- Hangul: 최종면접
- RR: Choejong myeonjeop
- MR: Ch'oejong myŏnjŏp
- Directed by: Kim Jung-hoon
- Based on: Six Lying College Students [ja] by Akinari Asakura [ja]
- Starring: Cho Yi-hyun; Kim Jae-won; Kwak Dong-yeon; Shin Seung-ho; Kang You-seok; Bae Gang-hee [ko];
- Production company: Covenant Pictures;
- Distributed by: Next Entertainment World
- Release dates: October 2026 (BIFF); November 2026 (South Korea);
- Country: South Korea
- Language: Korean

= Final Interview =

Upcoming film by Kim Jung-hoon

Final Interview is an upcoming South Korean mystery thriller film based on the Japanese novel Six Lying College Students by Akinari Asakura. Directed by Kim Jung-hoon, it stars Cho Yi-hyun, Kim Jae-won, Kwak Dong-yeon, Shin Seung-ho, Kang You-seok, and Bae Gang-hee as the six applicants in the final interview at a global IT firm, forced to debate as a team for just one spot.

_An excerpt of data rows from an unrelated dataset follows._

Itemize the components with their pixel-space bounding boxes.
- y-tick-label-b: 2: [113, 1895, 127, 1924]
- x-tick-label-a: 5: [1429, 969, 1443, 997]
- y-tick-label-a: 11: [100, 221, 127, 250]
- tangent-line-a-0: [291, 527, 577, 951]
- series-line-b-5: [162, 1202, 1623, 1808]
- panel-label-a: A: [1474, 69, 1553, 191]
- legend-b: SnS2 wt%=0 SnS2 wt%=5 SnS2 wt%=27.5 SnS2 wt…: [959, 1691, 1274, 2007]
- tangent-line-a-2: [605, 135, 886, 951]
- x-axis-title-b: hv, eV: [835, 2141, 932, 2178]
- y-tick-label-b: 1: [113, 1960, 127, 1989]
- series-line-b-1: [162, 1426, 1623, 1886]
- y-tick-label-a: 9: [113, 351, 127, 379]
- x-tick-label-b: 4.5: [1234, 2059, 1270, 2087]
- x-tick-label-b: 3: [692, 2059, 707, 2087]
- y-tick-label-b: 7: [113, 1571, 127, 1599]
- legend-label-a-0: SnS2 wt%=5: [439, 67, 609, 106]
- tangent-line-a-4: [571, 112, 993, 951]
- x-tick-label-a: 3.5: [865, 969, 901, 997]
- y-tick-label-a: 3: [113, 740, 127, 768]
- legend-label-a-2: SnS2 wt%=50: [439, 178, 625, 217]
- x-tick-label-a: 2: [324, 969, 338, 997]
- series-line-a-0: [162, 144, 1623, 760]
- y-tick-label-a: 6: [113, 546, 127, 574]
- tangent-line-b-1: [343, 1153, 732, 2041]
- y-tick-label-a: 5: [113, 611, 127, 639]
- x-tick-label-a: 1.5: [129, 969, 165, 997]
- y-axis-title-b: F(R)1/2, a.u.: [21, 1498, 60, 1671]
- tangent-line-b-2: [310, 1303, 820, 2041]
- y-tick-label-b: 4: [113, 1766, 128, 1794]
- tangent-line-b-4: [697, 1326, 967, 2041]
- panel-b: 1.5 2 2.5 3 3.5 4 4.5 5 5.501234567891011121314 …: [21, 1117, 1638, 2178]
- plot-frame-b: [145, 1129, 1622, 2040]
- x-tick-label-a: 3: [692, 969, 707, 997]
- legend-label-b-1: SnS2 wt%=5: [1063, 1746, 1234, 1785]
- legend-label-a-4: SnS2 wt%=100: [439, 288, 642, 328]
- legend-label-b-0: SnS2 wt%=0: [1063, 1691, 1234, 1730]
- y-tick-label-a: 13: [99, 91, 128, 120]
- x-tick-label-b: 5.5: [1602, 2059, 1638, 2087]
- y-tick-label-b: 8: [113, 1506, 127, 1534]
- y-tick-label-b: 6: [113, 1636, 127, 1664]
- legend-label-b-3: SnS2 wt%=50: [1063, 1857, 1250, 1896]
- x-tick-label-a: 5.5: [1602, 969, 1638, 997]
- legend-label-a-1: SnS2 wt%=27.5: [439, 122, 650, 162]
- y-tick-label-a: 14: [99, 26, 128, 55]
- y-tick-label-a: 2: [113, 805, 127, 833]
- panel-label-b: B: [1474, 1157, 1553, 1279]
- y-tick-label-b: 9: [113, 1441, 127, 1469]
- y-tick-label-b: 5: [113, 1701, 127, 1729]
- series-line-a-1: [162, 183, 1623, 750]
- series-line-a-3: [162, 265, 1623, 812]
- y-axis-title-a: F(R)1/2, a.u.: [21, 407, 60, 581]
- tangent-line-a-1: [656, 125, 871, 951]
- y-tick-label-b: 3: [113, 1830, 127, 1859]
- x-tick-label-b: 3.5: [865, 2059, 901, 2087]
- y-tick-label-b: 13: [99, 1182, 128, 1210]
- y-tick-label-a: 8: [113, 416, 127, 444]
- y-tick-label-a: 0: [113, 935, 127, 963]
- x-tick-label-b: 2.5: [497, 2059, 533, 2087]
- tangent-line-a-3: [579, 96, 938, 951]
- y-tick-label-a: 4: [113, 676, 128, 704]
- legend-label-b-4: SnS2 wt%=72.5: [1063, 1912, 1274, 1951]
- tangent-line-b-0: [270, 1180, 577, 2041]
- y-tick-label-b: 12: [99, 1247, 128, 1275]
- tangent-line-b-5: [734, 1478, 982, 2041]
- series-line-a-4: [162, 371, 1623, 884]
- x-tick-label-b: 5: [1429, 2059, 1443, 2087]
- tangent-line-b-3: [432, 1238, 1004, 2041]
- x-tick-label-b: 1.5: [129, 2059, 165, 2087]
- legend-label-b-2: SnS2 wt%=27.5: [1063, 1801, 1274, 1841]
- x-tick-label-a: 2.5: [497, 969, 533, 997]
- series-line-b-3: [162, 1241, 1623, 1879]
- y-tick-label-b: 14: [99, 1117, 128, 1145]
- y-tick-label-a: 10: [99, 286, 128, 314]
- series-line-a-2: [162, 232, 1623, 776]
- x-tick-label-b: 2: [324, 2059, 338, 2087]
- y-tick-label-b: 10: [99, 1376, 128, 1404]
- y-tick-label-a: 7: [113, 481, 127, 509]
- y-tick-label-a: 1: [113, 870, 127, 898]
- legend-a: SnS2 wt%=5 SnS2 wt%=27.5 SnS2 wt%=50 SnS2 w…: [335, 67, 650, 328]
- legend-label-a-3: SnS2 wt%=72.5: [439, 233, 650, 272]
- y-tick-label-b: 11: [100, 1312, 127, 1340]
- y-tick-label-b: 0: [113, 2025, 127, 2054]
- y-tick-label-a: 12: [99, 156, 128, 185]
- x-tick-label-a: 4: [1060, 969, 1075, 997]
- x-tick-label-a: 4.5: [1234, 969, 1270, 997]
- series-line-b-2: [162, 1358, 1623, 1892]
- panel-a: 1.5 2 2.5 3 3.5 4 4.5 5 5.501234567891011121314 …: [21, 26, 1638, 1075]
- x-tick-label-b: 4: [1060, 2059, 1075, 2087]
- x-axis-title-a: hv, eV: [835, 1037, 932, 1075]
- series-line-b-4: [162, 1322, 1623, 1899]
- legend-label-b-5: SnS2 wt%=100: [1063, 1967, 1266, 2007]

The film will have its world premiere at the 31st Busan International Film Festival in October 2026 as part of the Korean Cinema Today - Panorama section. Distributed by Next Entertainment World, it is scheduled to be released theatrically in November 2026.

==Synopsis==
Final Interview tells the story of six applicants gathered at a final interview venue who discover mysterious envelopes containing their respective revelations, causing them to suspect one another and throw them into confusion. Only six applicants advanced to the final interview from a 5,000:1 competition ratio. Within a two-hour time limit, they must select one candidate through five rounds of public voting.

==Cast==
- Cho Yi-hyun as Moon Hye-in
- Kim Jae-won as Han Jin-woo
- Kwak Dong-yeon as Jeon Yo-han
- Shin Seung-ho as Baek Seung-bin
- Kang You-seok as Lee Hee-chan
- Bae Gang-hee as Cha Ju-won

==Production==
Produced by Covenant Pictures and directed by Kim Jung-hoon, the film is a mystery thriller adapted from the novel Six Lying College Students by Akinari Asakura.

In October 2025, Kwak Dong-yeon, Shin Seung-ho, Kang You-seok, and Cho Yi-hyun were confirmed to star.

In January 2026, Kim Jae-won joined the cast. Four months later, Bae Gang-hee was confirmed to star, and the filming was completed.